DEFENDING THE RIGHTS OF FOREIGN INVESTORS
Astana, June 21: An inaugural meeting took place this week in Astana of the working group on the protection of foreign investors’ rights in Kazakhstan. Otherwise known as “the investors’ ombudsman”, the group is the responsibility of the National Agency for Exports and Investment, Kaznex Invest. Kaznex Invest comes under the Ministry of Industry and New Technologies, and the Minister, Asset Issekeshev, who is also a Deputy Prime Minister, chairs the group.The idea of creating the working group has been taken from the practice in a number of other countries, such as Russia, the US and South Korea. The group plans to meet at least once a quarter and will carry out regular surveys of investors in order to identify problem areas.
As well as the Ministry of Industry and New Technologies, the group brings together the heads of a number of ministries and state bodies who come into contact with foreign investors: the General Prosecutor’s Office; the State Security Service; the Supreme Court; the Oil and Gas Ministry; the Interior Ministry; the Ministry of Justice; the Ministry of Finance; the Ministry of Economy and Budget Planning; the Ministry of Labor and Social Security; the Emergencies Ministry; the Ministry of the Environment; and the Agency for Fighting Economic Crime and Corruption.
According to the World Bank, Kazakhstan currently stands at number 49 in the “Ease of Doing Business” table, out of 185 countries ranked. And the World Bank has welcomed a number of improvements made to doing business in Kazakhstan in recent years.

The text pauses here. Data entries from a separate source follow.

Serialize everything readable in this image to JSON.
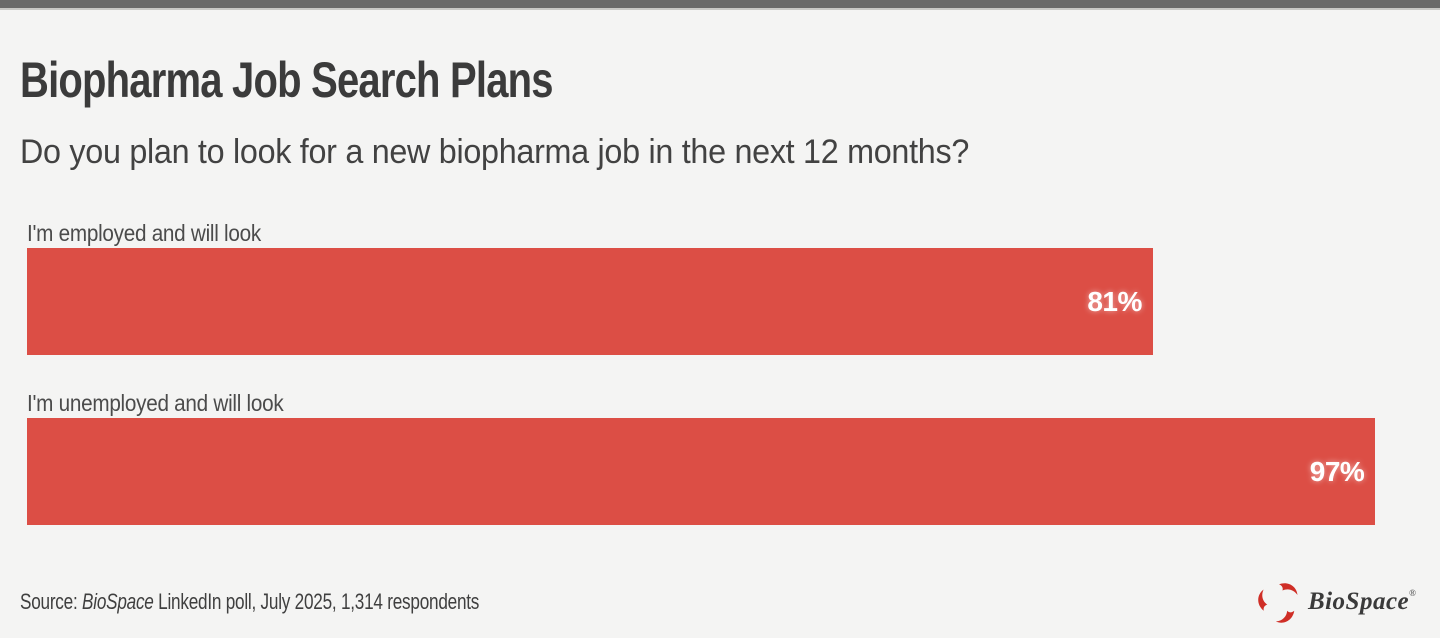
{
  "theme": {
    "background": "#f4f4f3",
    "top_bar": "#6a6a6a",
    "top_bar_line": "#c8c8c6",
    "title_color": "#3b3b3b",
    "subtitle_color": "#424242",
    "label_color": "#4b4b4b",
    "footer_color": "#3f3f3f",
    "logo_text_color": "#3a3a3a",
    "logo_icon_color": "#cf2e26"
  },
  "chart_data": {
    "type": "bar",
    "orientation": "horizontal",
    "title": "Biopharma Job Search Plans",
    "subtitle": "Do you plan to look for a new biopharma job in the next 12 months?",
    "categories": [
      "I'm employed and will look",
      "I'm unemployed and will look"
    ],
    "values": [
      81,
      97
    ],
    "value_labels": [
      "81%",
      "97%"
    ],
    "unit": "%",
    "xlim": [
      0,
      100
    ],
    "bar_color": "#dc4e45",
    "value_label_color": "#ffffff",
    "grid": false,
    "legend": false
  },
  "footer": {
    "source_prefix": "Source: ",
    "source_brand": "BioSpace",
    "source_suffix": " LinkedIn poll, July 2025, 1,314 respondents",
    "logo": {
      "text": "BioSpace",
      "registered": "®"
    }
  }
}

In 2008, Kazakhstan made paying taxes easier by lowering sanctions for late payments of taxes. Registering property and getting credit became easier in 2009, and these processes have continued to improve.
A signifi cant step forward for investors was made last year, when Kazakhstan strengthened investor protection by regulating the approval of transactions between interested parties and making it easier to sue directors in cases of prejudicial transactions between interested parties.
And there have already been three major improvements this year, according to the World Bank. Starting a business was made easier, when the requirement to pay in minimum capital within three months after incorporation was removed. The process of getting credit was simplified, when Kazakhstan strengthened its legal framework for secured transactions by introducing new grounds for relief from an automatic stay during rehabilitation proceedings.
Also, Kazakhstan strengthened its insolvency process by introducing an accelerated rehabilitation procedure; extending the period for rehabilitation; expanding the powers of and improving qualification requirements for insolvency administrators; changing the requirements for bankruptcy filings; extending the rights of creditors; changing regulations related to the continuation of operations; introducing a time limit for adopting a rehabilitation plan; and adding court supervision requirements.
This latest move of introducing an investors’ ombudsman could well see Kazakhstan rise still further in the World Bank’s table for ease of doing business.